Christians through the centuries have focused a lot of reflection on that large stone laid to the mouth of the tomb - and for good reason.  When Mary Magdalene went to the tomb she found the stone removed.  That large material object – which was also the most convincing objection to faith – was gone; and she was the first witness to this.  The Risen Lord would show later on that he could no longer be restricted by material conditions: “When… the doors of the house where the disciples had met were locked for fear of the Jews, Jesus came and stood among them”.  And so, that stone could not have held him prisoner in the tomb.  Its removal was a sign of the resurrection, not a condition for it.  Bede the Venerable wrote, “The angel rolled back the stone not to throw open a way for our Lord to come forth, but to provide evidence to people that he had already come forth.”  

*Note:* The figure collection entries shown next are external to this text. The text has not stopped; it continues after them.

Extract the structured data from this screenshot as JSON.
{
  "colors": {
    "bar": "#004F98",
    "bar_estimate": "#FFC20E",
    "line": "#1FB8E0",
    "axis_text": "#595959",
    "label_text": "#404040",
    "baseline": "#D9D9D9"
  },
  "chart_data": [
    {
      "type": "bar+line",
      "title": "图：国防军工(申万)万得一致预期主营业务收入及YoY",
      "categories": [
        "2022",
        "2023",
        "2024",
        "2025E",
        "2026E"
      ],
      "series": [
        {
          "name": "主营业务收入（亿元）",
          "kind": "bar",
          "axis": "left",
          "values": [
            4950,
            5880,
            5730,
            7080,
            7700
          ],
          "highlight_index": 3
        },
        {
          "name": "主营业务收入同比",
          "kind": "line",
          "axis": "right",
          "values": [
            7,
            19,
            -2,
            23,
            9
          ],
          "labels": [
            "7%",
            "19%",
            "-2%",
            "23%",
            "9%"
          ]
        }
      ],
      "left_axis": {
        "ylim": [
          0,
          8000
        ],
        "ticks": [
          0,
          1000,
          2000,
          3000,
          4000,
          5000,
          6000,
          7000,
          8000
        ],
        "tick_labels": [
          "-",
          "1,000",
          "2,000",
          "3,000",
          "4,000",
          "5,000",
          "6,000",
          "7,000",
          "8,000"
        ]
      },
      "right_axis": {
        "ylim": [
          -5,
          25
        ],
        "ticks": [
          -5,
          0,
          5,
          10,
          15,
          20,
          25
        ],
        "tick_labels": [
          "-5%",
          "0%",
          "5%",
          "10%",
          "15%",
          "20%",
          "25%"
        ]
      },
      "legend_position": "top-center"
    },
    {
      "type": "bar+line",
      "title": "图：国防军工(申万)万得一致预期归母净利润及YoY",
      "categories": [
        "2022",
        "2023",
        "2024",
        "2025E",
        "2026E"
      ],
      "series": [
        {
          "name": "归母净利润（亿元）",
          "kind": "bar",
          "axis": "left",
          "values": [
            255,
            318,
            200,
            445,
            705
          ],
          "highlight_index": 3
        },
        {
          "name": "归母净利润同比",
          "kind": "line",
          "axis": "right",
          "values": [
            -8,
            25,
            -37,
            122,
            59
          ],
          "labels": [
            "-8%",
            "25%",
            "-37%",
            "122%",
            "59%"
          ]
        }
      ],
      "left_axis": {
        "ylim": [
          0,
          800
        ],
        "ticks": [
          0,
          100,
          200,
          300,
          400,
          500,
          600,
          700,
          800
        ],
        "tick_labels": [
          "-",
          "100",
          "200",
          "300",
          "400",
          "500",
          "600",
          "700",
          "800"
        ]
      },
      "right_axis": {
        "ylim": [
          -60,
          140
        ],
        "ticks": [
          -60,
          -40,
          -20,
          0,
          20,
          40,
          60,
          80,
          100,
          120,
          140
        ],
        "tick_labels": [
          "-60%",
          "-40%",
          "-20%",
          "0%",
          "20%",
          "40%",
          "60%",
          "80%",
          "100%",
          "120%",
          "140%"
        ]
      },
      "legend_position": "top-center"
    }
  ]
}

      No tomb on earth can hold the Lord; no material stone, however heavy, can imprison him.  But we should not imagine that material stones are the hardest and heaviest things in the world.  Who would have guessed that thoughts, which are made of nothing at all, could be heavier and harder than any stone?  But experience tells us it is so.  We are able to seal our minds and hearts with impenetrable stones of fear, anxiety and despair.  “To behold the resurrection, the stone must first be rolled away from our hearts.” 

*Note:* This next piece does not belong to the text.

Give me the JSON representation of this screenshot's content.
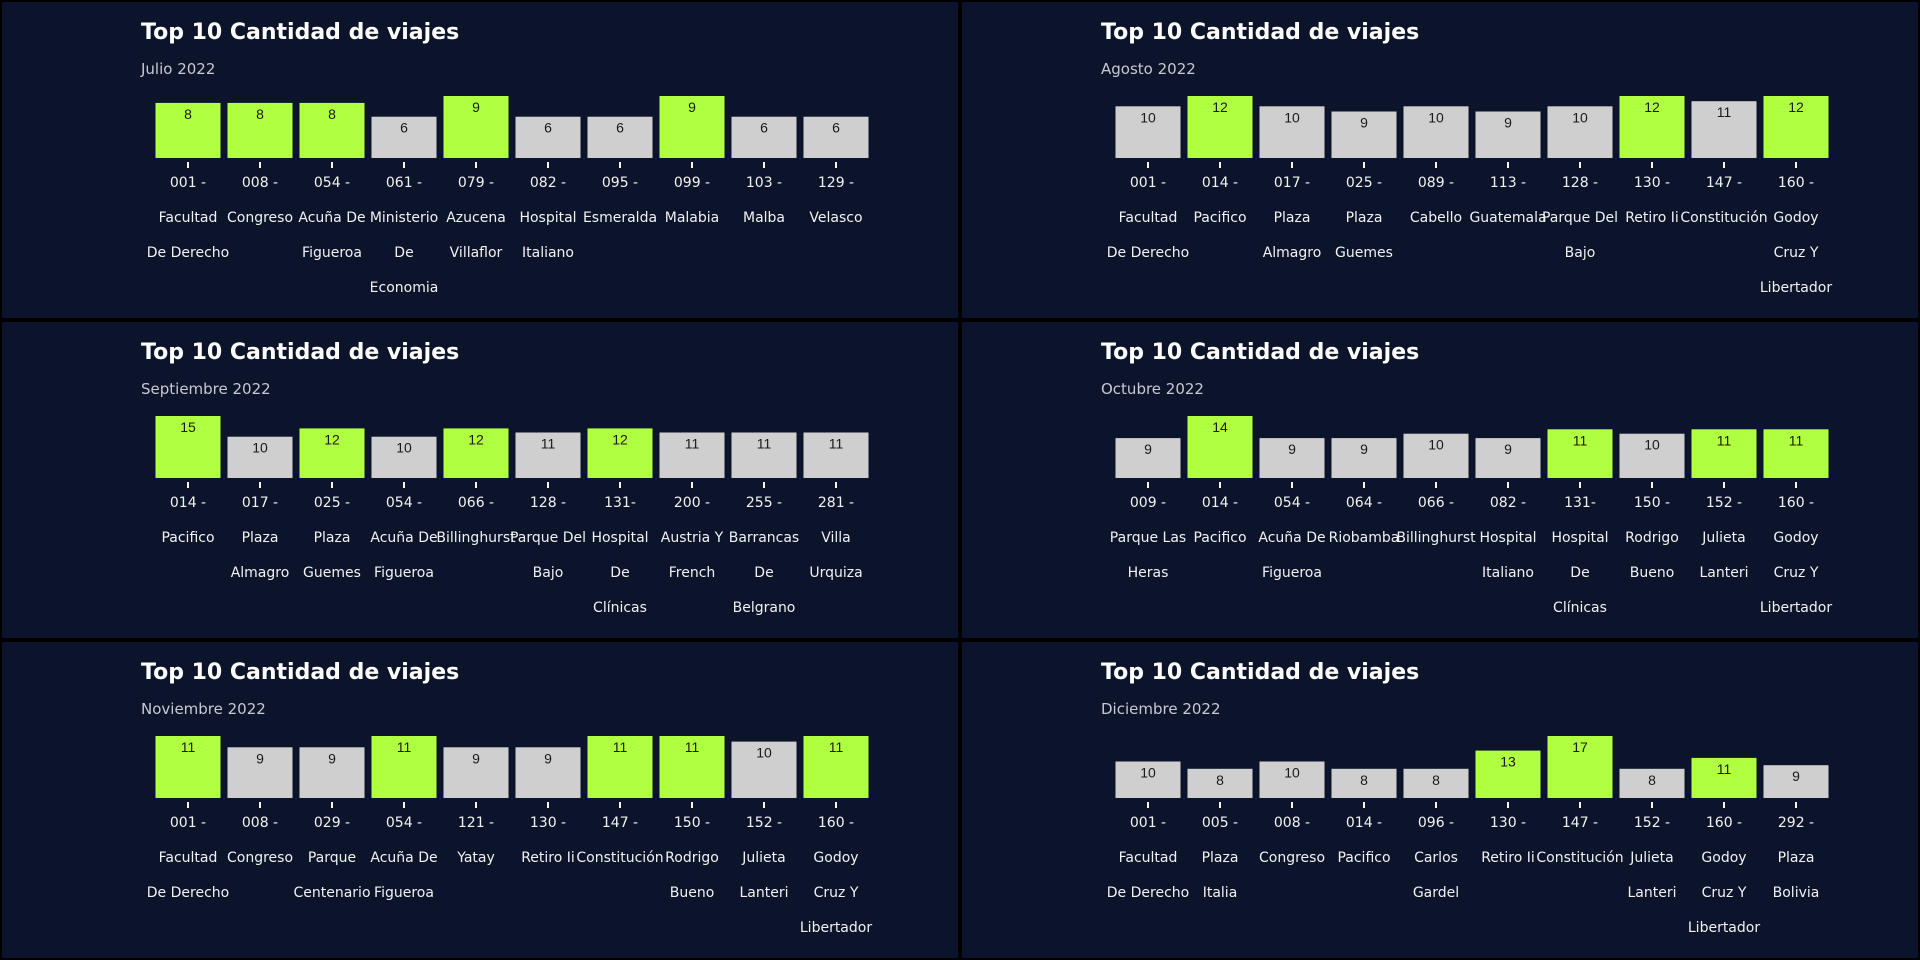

All of us in some way or other find ourselves in a tomb.  All of us suffer an inner chaos as our worldly lives fight our spiritual lives, as doubt contends with faith, and our personal integrity is torn apart.  In many ways we are all afraid to let go of our dependence on the things of this world, afraid to let go of our selfishness, afraid to trust in God and the promise of his love.  Christ descends into the chaos of each of our lives and says “Come out of the tomb with me and into a new life.  Be not afraid.”